English training and testing datasets for voice assistants. Ready-made datasets available for wake words, skill commands, and voice commands for all major voice assistants.
Train, fine-tune, and test your voice assistant using voice data from thousands of people. By using our datasets you can improve the voice assistant to recognize native and non-native speakers and/or test that it works for different demographics and regions.
Access any of the following voice assistant activation data or voice commands for testing or training:
- Amazon Alexa dataset.
- Siri dataset.
- Google Assistant dataset.
- Cortana dataset.
The datasets consist of speech from thousands of English speakers using voice assistants.
English language: native US, UK, CA, and non-native.
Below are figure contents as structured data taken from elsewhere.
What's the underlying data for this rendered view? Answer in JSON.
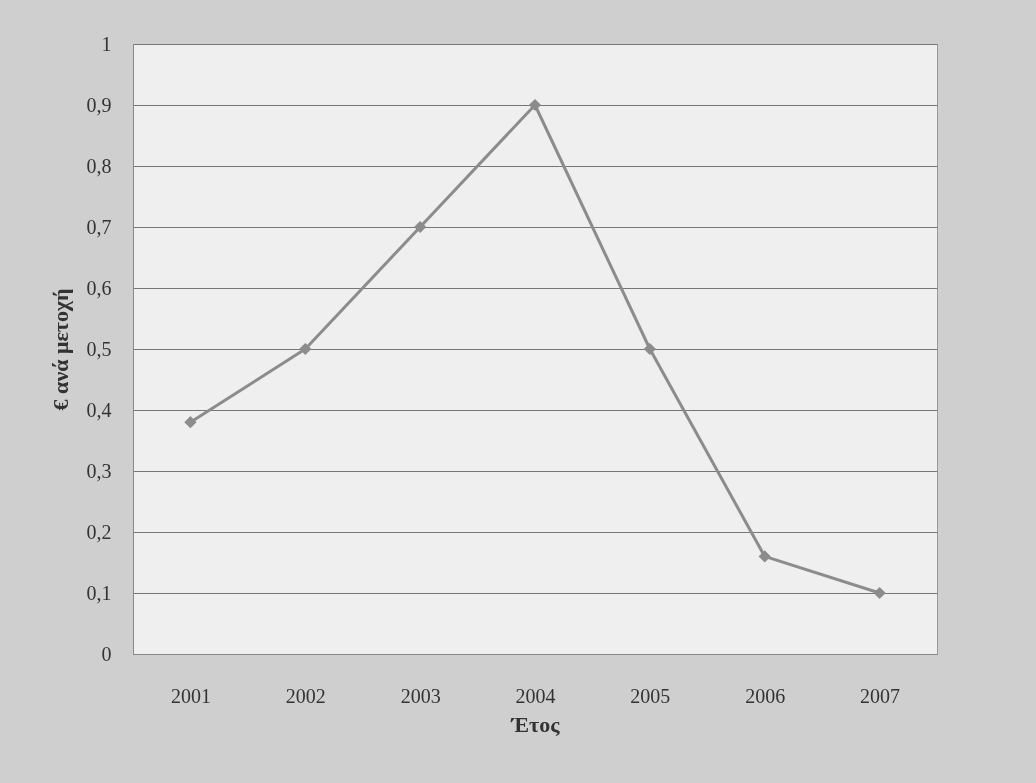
{
  "chart_data": {
    "type": "line",
    "xlabel": "Έτος",
    "ylabel": "€ ανά μετοχή",
    "categories": [
      "2001",
      "2002",
      "2003",
      "2004",
      "2005",
      "2006",
      "2007"
    ],
    "series": [
      {
        "color": "#8c8c8c",
        "values": [
          0.38,
          0.5,
          0.7,
          0.9,
          0.5,
          0.16,
          0.1
        ]
      }
    ],
    "ylim": [
      0,
      1
    ],
    "yticks": [
      0,
      {
        "value": 0.1,
        "label": "0,1"
      },
      {
        "value": 0.2,
        "label": "0,2"
      },
      {
        "value": 0.3,
        "label": "0,3"
      },
      {
        "value": 0.4,
        "label": "0,4"
      },
      {
        "value": 0.5,
        "label": "0,5"
      },
      {
        "value": 0.6,
        "label": "0,6"
      },
      {
        "value": 0.7,
        "label": "0,7"
      },
      {
        "value": 0.8,
        "label": "0,8"
      },
      {
        "value": 0.9,
        "label": "0,9"
      },
      1
    ],
    "grid": "y",
    "marker": "diamond",
    "line_style": "solid"
  }
}
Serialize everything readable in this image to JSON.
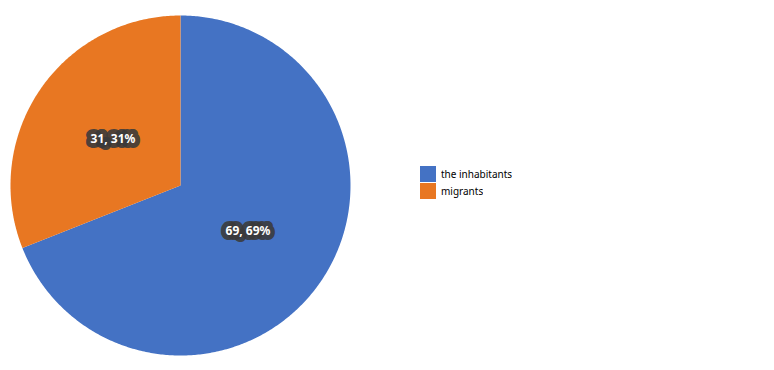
{
  "chart_data": {
    "type": "pie",
    "categories": [
      "the inhabitants",
      "migrants"
    ],
    "values": [
      69,
      31
    ],
    "colors": [
      "#4472C4",
      "#E87722"
    ],
    "data_labels": true,
    "value_labels": [
      "69, 69%",
      "31, 31%"
    ],
    "legend": "right"
  }
}
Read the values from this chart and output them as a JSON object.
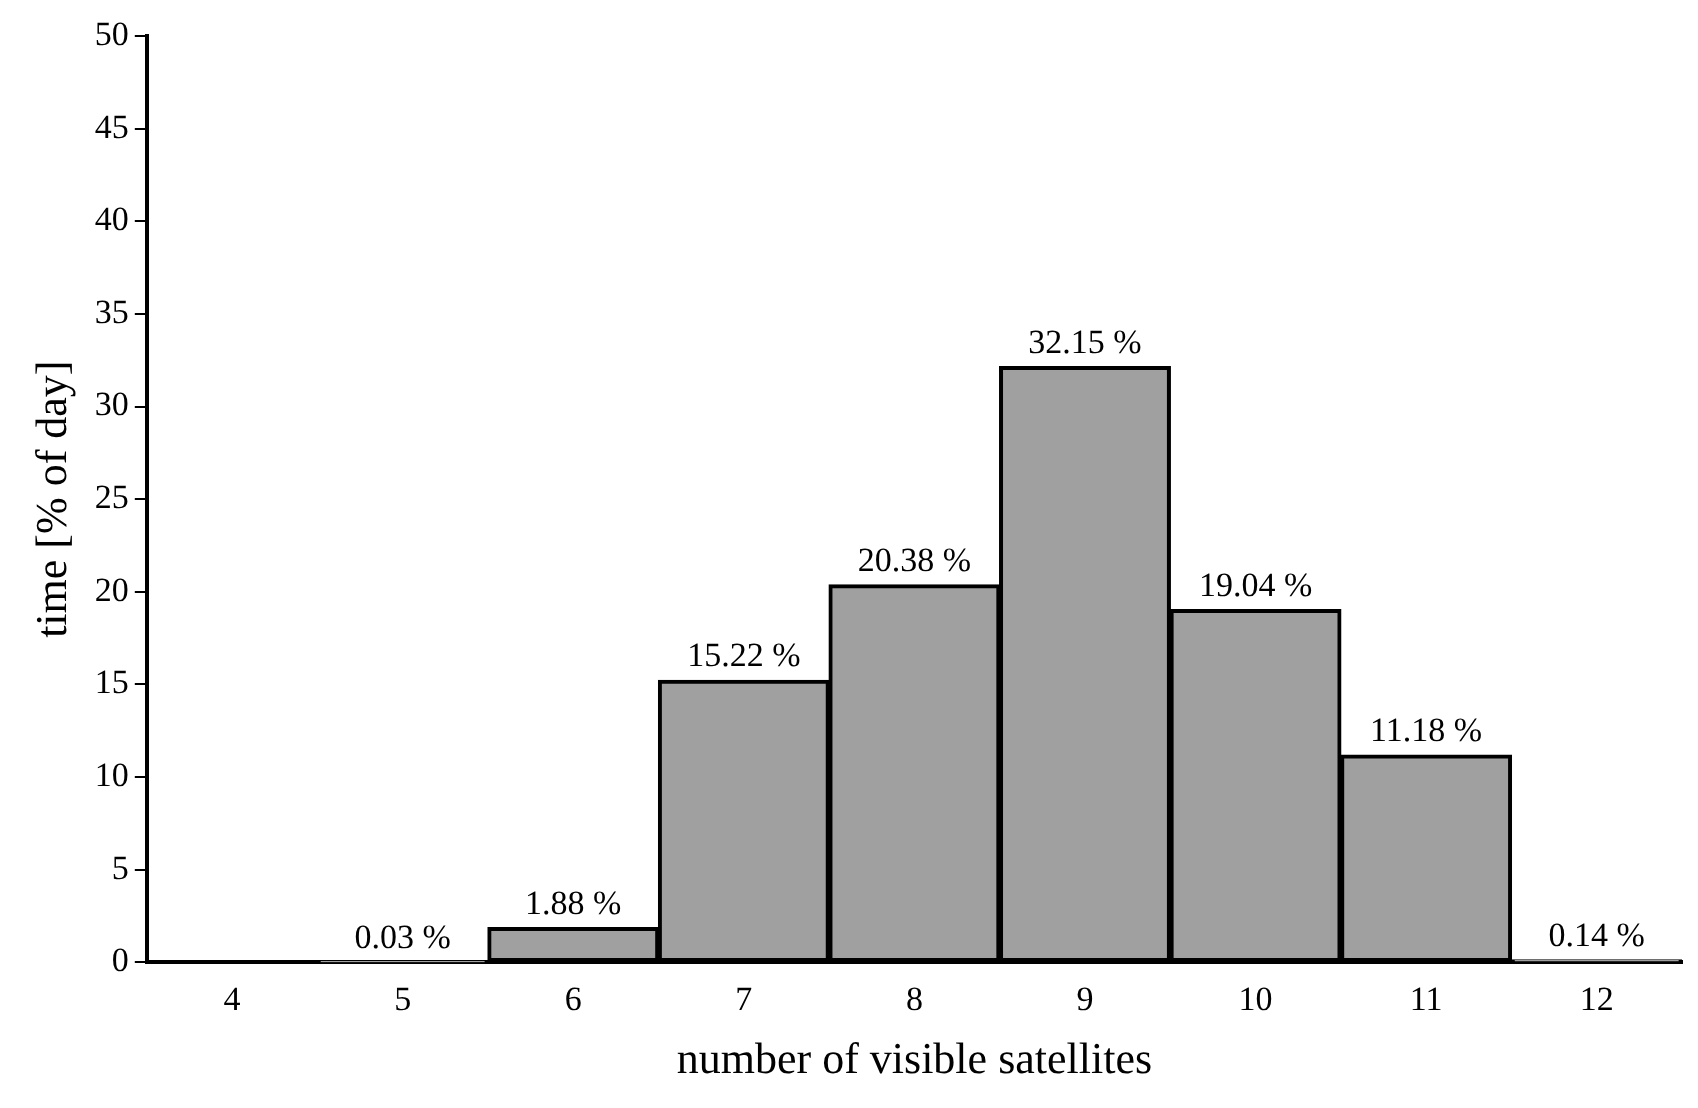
{
  "chart_data": {
    "type": "bar",
    "xlabel": "number of visible satellites",
    "ylabel": "time [% of day]",
    "categories": [
      "4",
      "5",
      "6",
      "7",
      "8",
      "9",
      "10",
      "11",
      "12"
    ],
    "values": [
      null,
      0.03,
      1.88,
      15.22,
      20.38,
      32.15,
      19.04,
      11.18,
      0.14
    ],
    "value_labels": [
      null,
      "0.03 %",
      "1.88 %",
      "15.22 %",
      "20.38 %",
      "32.15 %",
      "19.04 %",
      "11.18 %",
      "0.14 %"
    ],
    "color": "#a0a0a0",
    "ylim": [
      0,
      50
    ],
    "yticks": [
      0,
      5,
      10,
      15,
      20,
      25,
      30,
      35,
      40,
      45,
      50
    ],
    "grid": false,
    "legend": false
  }
}
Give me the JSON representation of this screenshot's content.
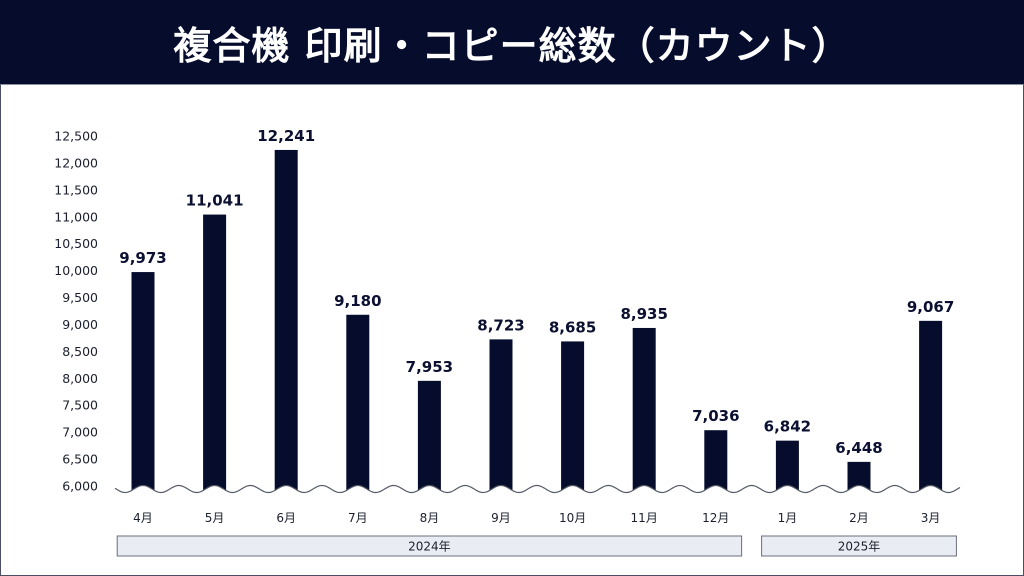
{
  "title": "複合機 印刷・コピー総数（カウント）",
  "chart_data": {
    "type": "bar",
    "title": "複合機 印刷・コピー総数（カウント）",
    "xlabel": "",
    "ylabel": "",
    "categories": [
      "4月",
      "5月",
      "6月",
      "7月",
      "8月",
      "9月",
      "10月",
      "11月",
      "12月",
      "1月",
      "2月",
      "3月"
    ],
    "values": [
      9973,
      11041,
      12241,
      9180,
      7953,
      8723,
      8685,
      8935,
      7036,
      6842,
      6448,
      9067
    ],
    "data_labels": [
      "9,973",
      "11,041",
      "12,241",
      "9,180",
      "7,953",
      "8,723",
      "8,685",
      "8,935",
      "7,036",
      "6,842",
      "6,448",
      "9,067"
    ],
    "ylim": [
      6000,
      12500
    ],
    "yticks": [
      6000,
      6500,
      7000,
      7500,
      8000,
      8500,
      9000,
      9500,
      10000,
      10500,
      11000,
      11500,
      12000,
      12500
    ],
    "ytick_labels": [
      "6,000",
      "6,500",
      "7,000",
      "7,500",
      "8,000",
      "8,500",
      "9,000",
      "9,500",
      "10,000",
      "10,500",
      "11,000",
      "11,500",
      "12,000",
      "12,500"
    ],
    "axis_break": true,
    "grid": false,
    "legend": "none",
    "year_groups": [
      {
        "label": "2024年",
        "from": 0,
        "to": 8
      },
      {
        "label": "2025年",
        "from": 9,
        "to": 11
      }
    ],
    "bar_color": "#060d2c"
  }
}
The dataset contains audio clips of people recording themselves speaking voice assistant commands and wake words, up to 10 minutes of speech per person. The speech is captured using mobile phones from a diverse crowd of speakers representing all ages and backgrounds. Because of that, the dataset is perfect for use cases involving mobile devices.
Recordings vary in length with an average of 3-second clips. Furthermore, they are classified by the background noise level, age group, gender, and region. The recordings, if spontaneously recorded, are transcribed verbatim with speech transcribed as said by the person.
Voice activation is also sometimes referred to as wake words, and voice commands are sometimes referred to as skill commands.